Okazuje się, że rok temu nie było dobrze finansowo. Klaudia Zwolińska udzieliła wywiadu w Polsacie Sport, w którym powiedziała, że bała się, że skończy pod mostem. Oczywiście aż tak źle nie było, bo srebrna medalistka olimpijska powiedziała tak, bo chciała zwrócić uwagę na finansowanie mniej popularnych dyscyplin w kraju.
Nie chciałabym, żeby ktoś odebrał to jako narzekanie, bo mam najlepszą pracę na świecie. Chodzi o to, co będzie po karierze. Skończę pod mostem? Liczymy się na igrzyskach i bardzo mnie boli, że tego się nie zauważa. Przygotowując się do zawodów w Polsce, musiałam sama wszystko opłacić, nie mam żadnego sponsora. Mam nadzieję, że mój medal otworzy furtkę nie tylko dla mnie, ale i dla innych.
Nie tylko medal. Ile wyniesie emerytura olimpijska Zwolińskiej?
Poza srebrnym medalem, miłością kibiców w Polsce i innych przywilejów, Zwolińska dostanie nagrodę w wysokości 200 tys. złotych, a także emeryturę olimpijską. Będzie to 4203,04 zł brutto. Emerytura olimpijska zacznie być wypłacana Zwolińskiej wtedy, gdy skończy ona 35 lat, a ma obecnie niespełna 26 lat.
W głowie mi się to nie mieści, zrobiłam to! Bardzo się cieszę, po ponad 20 latach zdobyłam polski medal dla slalomu kajakowego, w dodatku pierwszy w konkurencji kobiet. Jestem w szoku, nie wiem co mam powiedzieć-mówiła po otrzymaniu medalu.

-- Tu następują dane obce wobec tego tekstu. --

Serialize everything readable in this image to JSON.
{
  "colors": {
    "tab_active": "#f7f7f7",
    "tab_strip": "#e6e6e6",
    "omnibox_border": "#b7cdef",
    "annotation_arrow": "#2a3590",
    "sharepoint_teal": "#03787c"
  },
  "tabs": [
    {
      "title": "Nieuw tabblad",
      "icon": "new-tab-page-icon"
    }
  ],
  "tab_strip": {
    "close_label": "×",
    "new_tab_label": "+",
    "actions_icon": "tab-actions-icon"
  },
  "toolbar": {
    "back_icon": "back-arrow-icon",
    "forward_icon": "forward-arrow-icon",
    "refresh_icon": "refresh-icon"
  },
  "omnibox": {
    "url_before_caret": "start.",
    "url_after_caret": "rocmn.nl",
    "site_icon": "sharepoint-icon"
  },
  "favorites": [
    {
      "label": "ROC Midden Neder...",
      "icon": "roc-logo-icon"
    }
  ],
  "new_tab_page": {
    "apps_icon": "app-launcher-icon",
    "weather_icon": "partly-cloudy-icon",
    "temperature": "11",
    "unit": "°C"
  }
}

Kim jest Klaudia Zwolińska?
Klaudia Zwolińska ma niespełna 26 lat. Jest kajakarką górska. Polka była mistrzynią Europy juniorek, mistrzynią świata juniorek i młodzieżową mistrzynią Europy juniorek w konkurencji K-1. Igrzyska w Paryżu to druga olimpijska przygoda. W 2021 roku podczas IO w Tokio, Klaudia Zwolińska zajęła piąte miejsce w konkurencji K-1. Jej partnerem życiowym jest Grzegorz Hedwig, który również jest olimpijczykiem polskim w kajakarstwie i w poniedziałek powalczy o medal.